A total of 47 Catholic schools in Los Angeles, Ventura, and Santa Barbara counties can offer some form of in-person instruction to students, despite COVID-19 restrictions that have caused most local schools to continue with distance learning.
Thirty-six schools in the Archdiocese of Los Angeles have been granted waivers from Los Angeles County to reopen their classrooms in the last month, according to the Department of Catholic Schools. The first, St. Maria Goretti in Long Beach, opened its doors Oct. 26.
Waiver applications from several more Catholic schools in LA County are currently pending, according to Department of Catholic Schools Assistant Superintendent Ryan Halverson. Such waivers are required for schools to open in counties classified under California’s most restrictive “purple tier,” which most counties in the state are currently in.
Additionally, six Catholic schools in Santa Barbara County and five in Ventura County were allowed to reopen during the time that both counties were upgraded to the state’s less restrictive “red tier” earlier this fall. Although a surge in COVID-19 cases has landed both counties back in the more restrictive purple tier, those school campuses have been allowed to remain open.

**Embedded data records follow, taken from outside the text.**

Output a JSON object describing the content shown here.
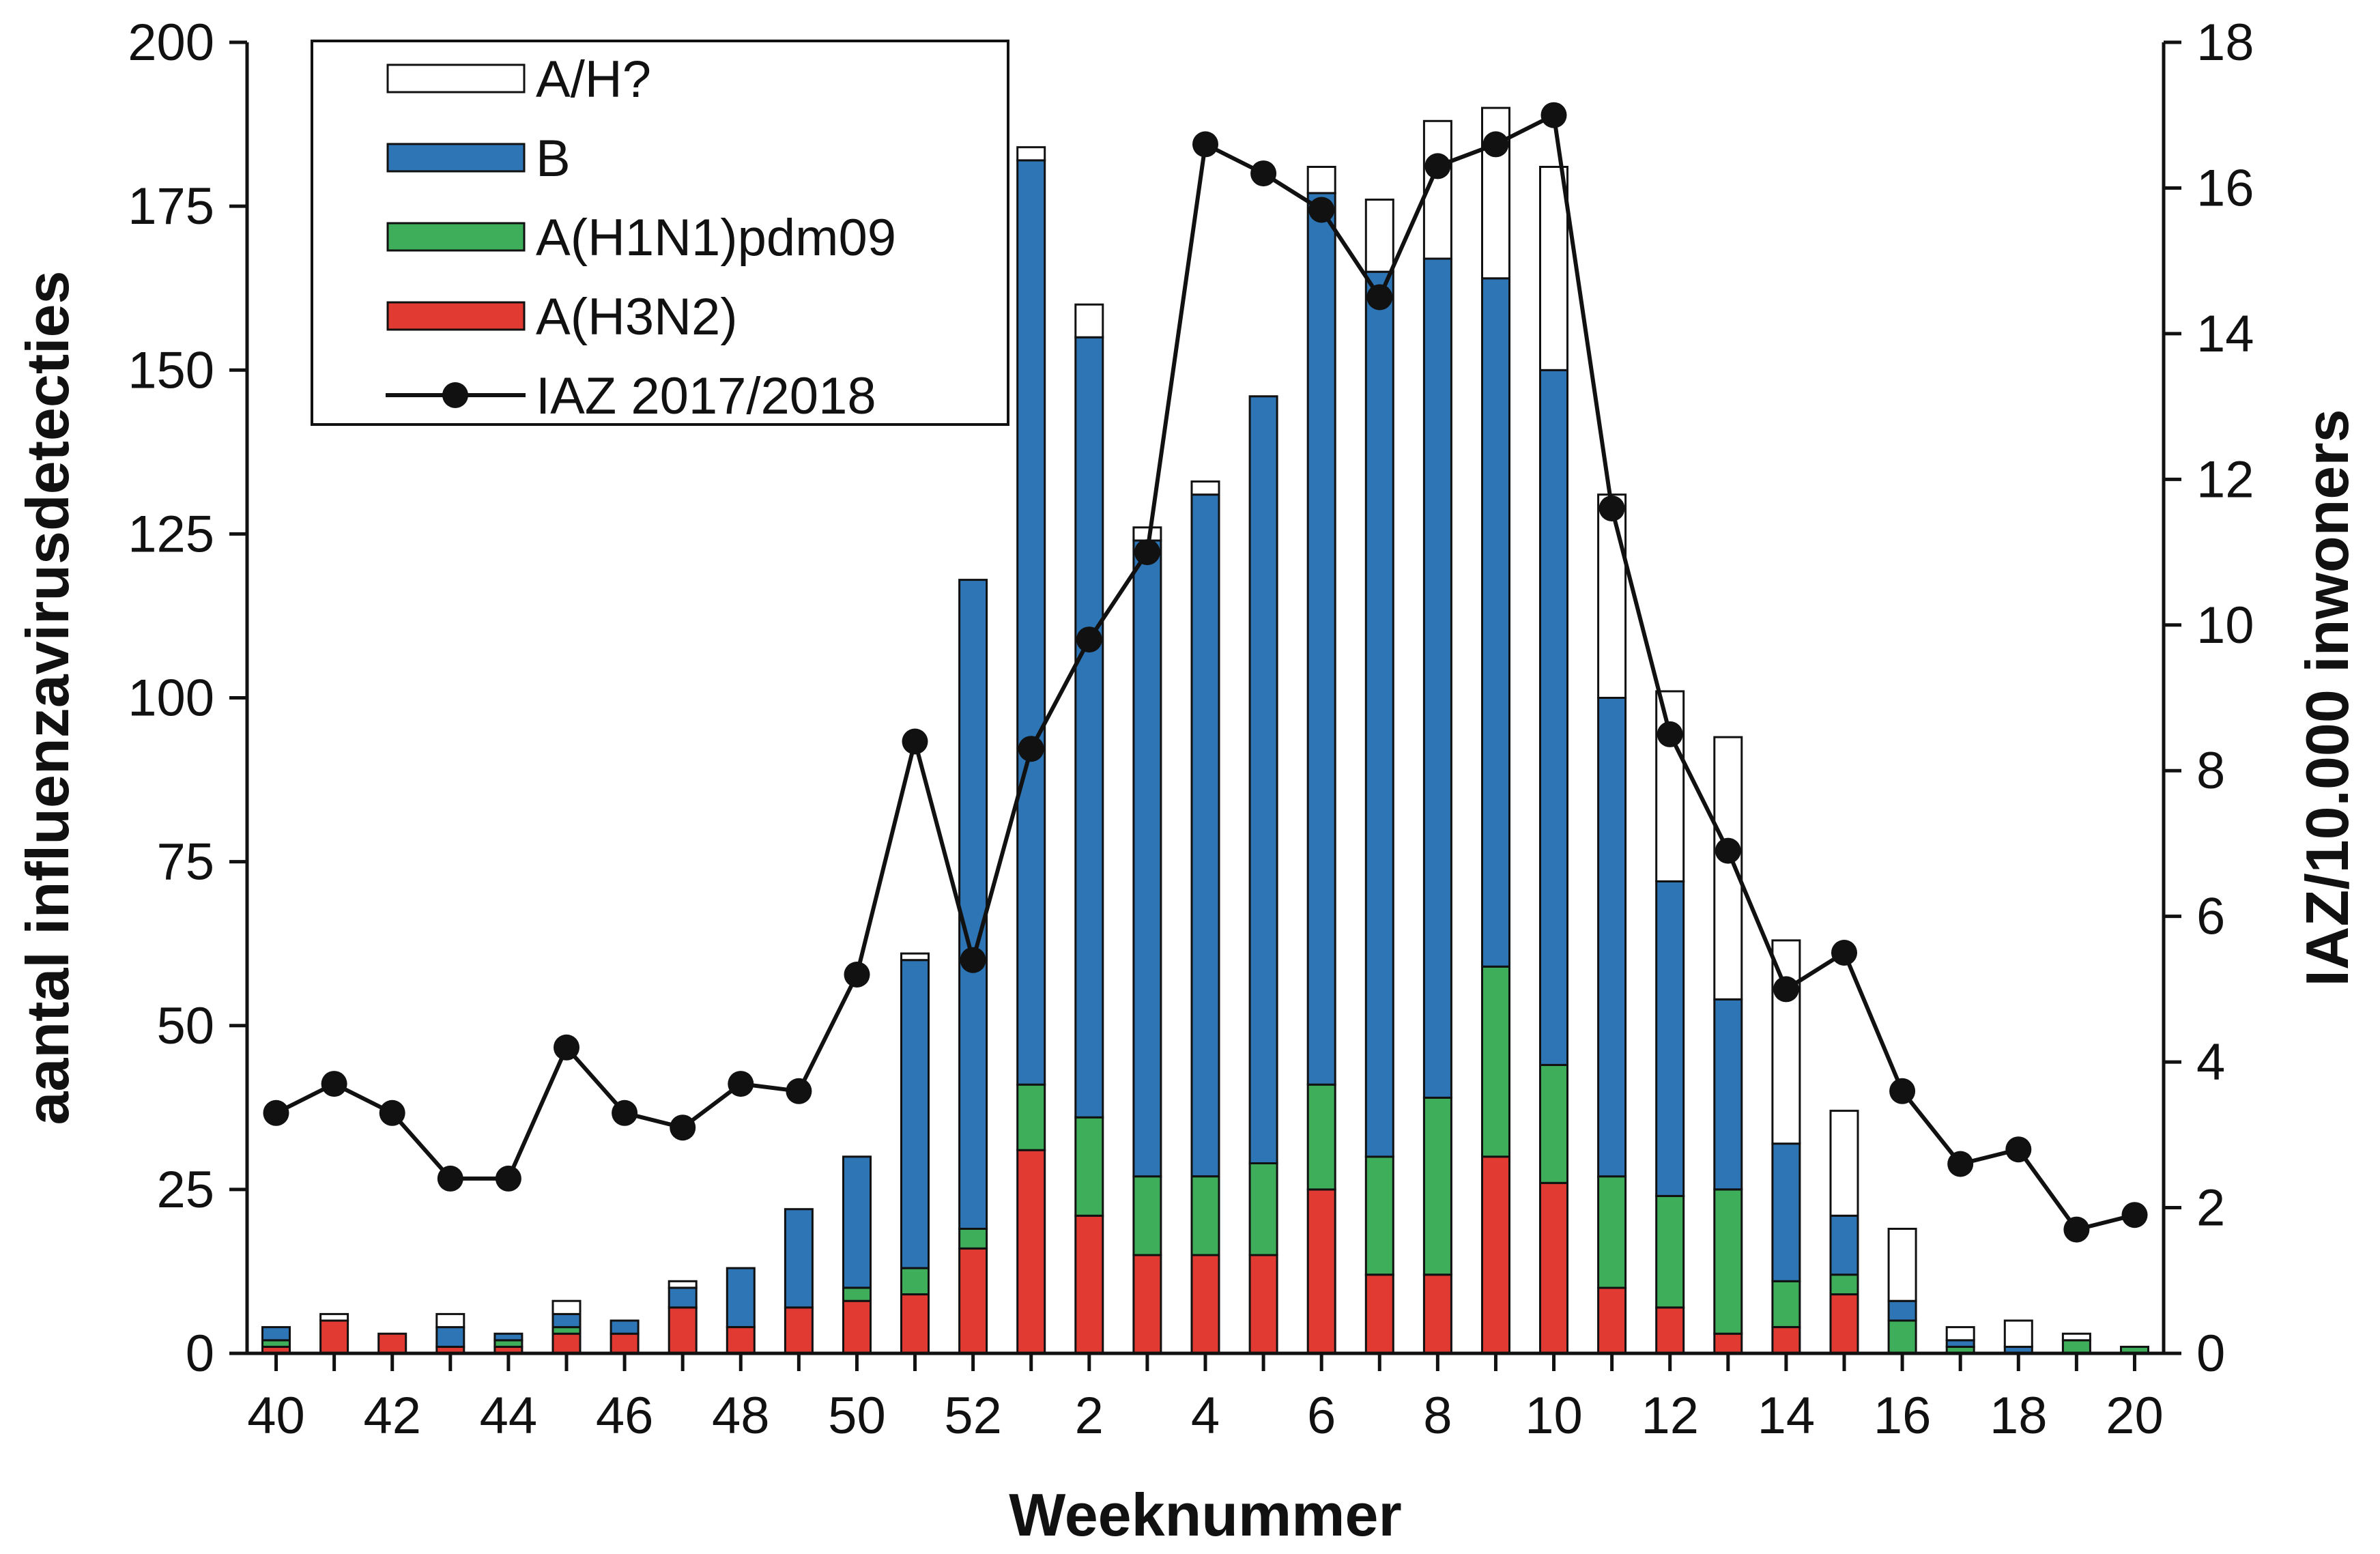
{
  "chart_data": {
    "type": "bar",
    "stacked": true,
    "title": "",
    "xlabel": "Weeknummer",
    "ylabel": "aantal influenzavirusdetecties",
    "y2label": "IAZ/10.000 inwoners",
    "ylim": [
      0,
      200
    ],
    "y2lim": [
      0,
      18
    ],
    "yticks": [
      0,
      25,
      50,
      75,
      100,
      125,
      150,
      175,
      200
    ],
    "y2ticks": [
      0,
      2,
      4,
      6,
      8,
      10,
      12,
      14,
      16,
      18
    ],
    "grid": false,
    "legend_position": "top-left",
    "categories": [
      "40",
      "41",
      "42",
      "43",
      "44",
      "45",
      "46",
      "47",
      "48",
      "49",
      "50",
      "51",
      "52",
      "1",
      "2",
      "3",
      "4",
      "5",
      "6",
      "7",
      "8",
      "9",
      "10",
      "11",
      "12",
      "13",
      "14",
      "15",
      "16",
      "17",
      "18",
      "19",
      "20"
    ],
    "xtick_labels": [
      "40",
      "",
      "42",
      "",
      "44",
      "",
      "46",
      "",
      "48",
      "",
      "50",
      "",
      "52",
      "",
      "2",
      "",
      "4",
      "",
      "6",
      "",
      "8",
      "",
      "10",
      "",
      "12",
      "",
      "14",
      "",
      "16",
      "",
      "18",
      "",
      "20"
    ],
    "series": [
      {
        "name": "A(H3N2)",
        "color": "#e03a33",
        "values": [
          1,
          5,
          3,
          1,
          1,
          3,
          3,
          7,
          4,
          7,
          8,
          9,
          16,
          31,
          21,
          15,
          15,
          15,
          25,
          12,
          12,
          30,
          26,
          10,
          7,
          3,
          4,
          9,
          0,
          0,
          0,
          0,
          0
        ]
      },
      {
        "name": "A(H1N1)pdm09",
        "color": "#3fae5a",
        "values": [
          1,
          0,
          0,
          0,
          1,
          1,
          0,
          0,
          0,
          0,
          2,
          4,
          3,
          10,
          15,
          12,
          12,
          14,
          16,
          18,
          27,
          29,
          18,
          17,
          17,
          22,
          7,
          3,
          5,
          1,
          0,
          2,
          1
        ]
      },
      {
        "name": "B",
        "color": "#2e75b6",
        "values": [
          2,
          0,
          0,
          3,
          1,
          2,
          2,
          3,
          9,
          15,
          20,
          47,
          99,
          141,
          119,
          97,
          104,
          117,
          136,
          135,
          128,
          105,
          106,
          73,
          48,
          29,
          21,
          9,
          3,
          1,
          1,
          0,
          0
        ]
      },
      {
        "name": "A/H?",
        "color": "#ffffff",
        "values": [
          0,
          1,
          0,
          2,
          0,
          2,
          0,
          1,
          0,
          0,
          0,
          1,
          0,
          2,
          5,
          2,
          2,
          0,
          4,
          11,
          21,
          26,
          31,
          31,
          29,
          40,
          31,
          16,
          11,
          2,
          4,
          1,
          0
        ]
      }
    ],
    "line_series": {
      "name": "IAZ 2017/2018",
      "axis": "right",
      "color": "#111111",
      "values": [
        3.3,
        3.7,
        3.3,
        2.4,
        2.4,
        4.2,
        3.3,
        3.1,
        3.7,
        3.6,
        5.2,
        8.4,
        5.4,
        8.3,
        9.8,
        11.0,
        16.6,
        16.2,
        15.7,
        14.5,
        16.3,
        16.6,
        17.0,
        11.6,
        8.5,
        6.9,
        5.0,
        5.5,
        3.6,
        2.6,
        2.8,
        1.7,
        1.9
      ]
    },
    "legend_order": [
      "A/H?",
      "B",
      "A(H1N1)pdm09",
      "A(H3N2)",
      "IAZ 2017/2018"
    ]
  }
}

“In those counties where our schools had already opened, they were allowed to stay open,” Halverson told Angelus. “Any school that now wants to open will have to re-engage in the waiver process.”
Because the Archdiocese of Los Angeles comprises three counties, each with its own set of guidelines, schools in each county have faced different hurdles to reopen.
“Depending on the county, we have schools that have welcomed back students in grades TK-1 or TK-2 for in-person instruction, while others offer distance learning on-campus to accommodate student needs,” Halverson said.
Meanwhile, all schools in Los Angeles County are allowed in certain cases to offer specialized, in-person instruction for small groups of “high need” students, as long as their number does not exceed 10% of the normal number of students.
Halverson says that while reopened schools have inevitably experienced some COVID-19 cases, they have been primarily isolated to individual cases where transmission occurred off-campus. To reduce and mitigate risk of spread, the reopened schools are following stringent public health protocols, including masking, distancing, personal hygiene and campus cleaning.
The priority now, Halverson said, is that Catholic schools be able to offer “a range of learning options for families, including distance, hybrid (in-person and distance) and full in-person programs.”
For now, parents, teachers, and school administrators hope those options remain available until Southern California’s COVID-19 metrics turn the corner in the coming months.
“We are looking forward to the distribution of a vaccine in early 2021, which will help accelerate the reopening of our schools and a return to full in-person instruction,” said Halverson.